Two Scary Words
Silence and Solitude: two words that probably scare some people, but not me. At least not in the literal sense, that is. This past summer, I spent a week as a camp counselor. I learned quickly and you have, too, if you’ve spent any amount of time at camp that both of those words are very rare. So imagine my excitement and confusion when “morning quiet time” was on right there on the schedule. For thirty minutes a day, everyone was to spend quiet time alone with God. At first, I felt peace in the quiet atmosphere, but unfortunately it didn’t last long. The quieter the surrounding environment was, the louder my thoughts were. Sometimes you have to hit pause on everything and just spend time alone with God.
At first, I felt peace in the quiet atmosphere, but unfortunately it didn’t last long.

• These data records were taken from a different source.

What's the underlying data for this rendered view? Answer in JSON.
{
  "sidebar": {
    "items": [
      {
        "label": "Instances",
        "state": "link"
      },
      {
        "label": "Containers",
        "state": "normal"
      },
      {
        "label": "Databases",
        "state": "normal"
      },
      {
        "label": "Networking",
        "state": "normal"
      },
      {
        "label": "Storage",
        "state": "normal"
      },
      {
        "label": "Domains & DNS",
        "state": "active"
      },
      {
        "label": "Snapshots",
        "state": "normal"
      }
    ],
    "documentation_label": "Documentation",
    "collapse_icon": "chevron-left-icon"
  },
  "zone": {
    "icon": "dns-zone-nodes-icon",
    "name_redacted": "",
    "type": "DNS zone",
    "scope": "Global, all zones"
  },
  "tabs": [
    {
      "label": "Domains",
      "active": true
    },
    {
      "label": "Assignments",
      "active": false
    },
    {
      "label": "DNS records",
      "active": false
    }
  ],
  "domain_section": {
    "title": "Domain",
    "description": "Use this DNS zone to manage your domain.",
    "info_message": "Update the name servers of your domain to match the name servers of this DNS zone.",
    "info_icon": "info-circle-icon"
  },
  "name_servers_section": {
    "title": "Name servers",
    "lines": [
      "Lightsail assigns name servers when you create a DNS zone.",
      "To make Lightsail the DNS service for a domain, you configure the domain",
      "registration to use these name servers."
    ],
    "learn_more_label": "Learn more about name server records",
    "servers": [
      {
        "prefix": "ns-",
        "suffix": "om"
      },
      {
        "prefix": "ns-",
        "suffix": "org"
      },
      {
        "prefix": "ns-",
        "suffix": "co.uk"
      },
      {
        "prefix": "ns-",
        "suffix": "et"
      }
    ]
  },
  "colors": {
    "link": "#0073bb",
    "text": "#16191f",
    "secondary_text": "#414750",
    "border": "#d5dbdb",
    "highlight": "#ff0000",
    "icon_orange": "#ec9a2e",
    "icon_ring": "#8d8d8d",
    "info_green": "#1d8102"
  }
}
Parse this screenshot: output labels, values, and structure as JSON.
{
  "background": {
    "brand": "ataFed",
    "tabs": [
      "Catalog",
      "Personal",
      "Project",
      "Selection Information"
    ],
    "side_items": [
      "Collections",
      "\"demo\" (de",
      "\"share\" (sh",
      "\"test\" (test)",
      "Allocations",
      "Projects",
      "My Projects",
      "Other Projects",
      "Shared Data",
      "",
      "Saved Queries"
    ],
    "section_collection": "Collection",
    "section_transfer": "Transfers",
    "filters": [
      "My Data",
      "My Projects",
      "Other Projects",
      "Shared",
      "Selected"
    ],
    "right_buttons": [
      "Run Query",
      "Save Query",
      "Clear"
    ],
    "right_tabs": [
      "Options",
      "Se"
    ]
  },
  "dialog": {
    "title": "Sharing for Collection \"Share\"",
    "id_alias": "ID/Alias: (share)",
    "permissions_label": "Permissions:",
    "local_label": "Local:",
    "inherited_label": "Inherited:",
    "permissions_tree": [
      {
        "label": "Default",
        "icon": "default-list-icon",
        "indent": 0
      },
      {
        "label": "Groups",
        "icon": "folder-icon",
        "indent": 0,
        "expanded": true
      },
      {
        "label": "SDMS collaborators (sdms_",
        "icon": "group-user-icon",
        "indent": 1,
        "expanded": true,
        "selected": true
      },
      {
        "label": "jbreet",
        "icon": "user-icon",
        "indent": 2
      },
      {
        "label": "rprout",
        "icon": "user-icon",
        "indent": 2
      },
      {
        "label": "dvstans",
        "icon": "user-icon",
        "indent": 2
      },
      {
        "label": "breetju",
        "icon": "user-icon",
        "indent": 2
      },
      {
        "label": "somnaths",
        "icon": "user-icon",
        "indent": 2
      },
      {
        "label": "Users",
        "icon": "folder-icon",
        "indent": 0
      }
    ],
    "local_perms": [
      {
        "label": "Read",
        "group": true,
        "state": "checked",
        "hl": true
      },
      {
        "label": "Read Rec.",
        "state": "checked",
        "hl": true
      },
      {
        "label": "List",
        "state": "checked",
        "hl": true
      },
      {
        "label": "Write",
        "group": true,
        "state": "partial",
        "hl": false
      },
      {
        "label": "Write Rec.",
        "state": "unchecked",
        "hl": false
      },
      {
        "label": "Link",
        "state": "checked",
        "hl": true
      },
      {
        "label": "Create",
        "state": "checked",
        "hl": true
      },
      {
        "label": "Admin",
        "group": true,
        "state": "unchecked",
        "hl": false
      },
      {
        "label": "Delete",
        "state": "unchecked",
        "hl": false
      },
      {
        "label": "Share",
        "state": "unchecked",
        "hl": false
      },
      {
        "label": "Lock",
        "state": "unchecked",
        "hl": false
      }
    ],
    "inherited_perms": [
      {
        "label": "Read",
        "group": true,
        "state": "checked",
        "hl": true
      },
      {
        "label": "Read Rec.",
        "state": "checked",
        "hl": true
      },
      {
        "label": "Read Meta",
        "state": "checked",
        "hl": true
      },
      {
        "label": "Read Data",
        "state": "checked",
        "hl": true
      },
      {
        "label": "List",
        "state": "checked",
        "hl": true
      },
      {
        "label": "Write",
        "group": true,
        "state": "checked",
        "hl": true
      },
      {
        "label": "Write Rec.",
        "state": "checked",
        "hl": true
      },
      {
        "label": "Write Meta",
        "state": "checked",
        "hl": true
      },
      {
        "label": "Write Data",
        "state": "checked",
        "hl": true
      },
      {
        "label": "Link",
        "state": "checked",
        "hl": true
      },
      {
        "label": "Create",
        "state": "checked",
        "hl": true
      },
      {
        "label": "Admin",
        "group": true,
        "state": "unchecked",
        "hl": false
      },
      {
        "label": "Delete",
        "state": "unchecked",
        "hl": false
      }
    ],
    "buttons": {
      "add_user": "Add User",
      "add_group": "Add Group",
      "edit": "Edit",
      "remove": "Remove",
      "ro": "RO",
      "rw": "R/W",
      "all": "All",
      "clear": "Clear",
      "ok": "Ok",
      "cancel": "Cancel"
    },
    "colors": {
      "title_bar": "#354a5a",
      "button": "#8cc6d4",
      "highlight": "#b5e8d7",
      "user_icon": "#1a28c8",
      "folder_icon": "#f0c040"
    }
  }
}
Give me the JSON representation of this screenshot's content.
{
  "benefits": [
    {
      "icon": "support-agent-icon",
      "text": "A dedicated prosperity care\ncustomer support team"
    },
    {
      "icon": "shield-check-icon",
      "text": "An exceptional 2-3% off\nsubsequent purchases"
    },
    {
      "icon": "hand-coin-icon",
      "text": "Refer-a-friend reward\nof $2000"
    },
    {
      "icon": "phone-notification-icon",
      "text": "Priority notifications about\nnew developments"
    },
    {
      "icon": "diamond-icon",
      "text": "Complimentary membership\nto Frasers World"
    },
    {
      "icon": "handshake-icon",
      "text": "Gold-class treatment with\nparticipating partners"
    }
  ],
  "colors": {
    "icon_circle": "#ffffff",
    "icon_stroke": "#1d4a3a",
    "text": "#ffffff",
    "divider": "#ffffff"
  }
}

Being at camp, I felt close to God because we talked about Him every day. I got the chance to pray with campers and hear their testimonies. There are some times when you’ll realize your personal walk with God could use a boost. You may be thinking, “When will I find time for this?” The fact of the matter is that we all have the opportunity to experience silence and solitude everyday, but we are just so quick to fill the void. Most days I would rather sit with a group of friends at lunch than by myself, or listen to the radio in the car rather than turn it off. I’ve found that taking those twenty minutes alone to read a daily devotion as I eat, or pray as I drive are very beneficial to my day and my spiritual walk.
During my freshman year of college, we were required to take a course called “Introduction to the Spiritual Journey,” where we learned about and practiced the different spiritual disciplines. Everyone was dreading Silence and Solitude day, where our entire class sat in the classroom silently, guided by journal prompts on the board for close to half an hour. It was entertaining to see how everyone responded (each sitting in their little corner of the room), some rapidly clicking their pens, while others seemed completely comfortable. I remembered hearing “that was the longest twenty-five minutes of my life,” while leaving class that day. Honestly, I agreed.
Silence is often considered “awkward” when shared among multiple people, but if we are always quick to speak, how can we listen? What if God is trying to speak into our lives, but we are never giving Him the chance? As Christians, we should get used to being uncomfortable, because God calls us outside of our comfort zones. While silence and solitude may not be for everyone, they are definitely worth trying. What’s the worst that could happen?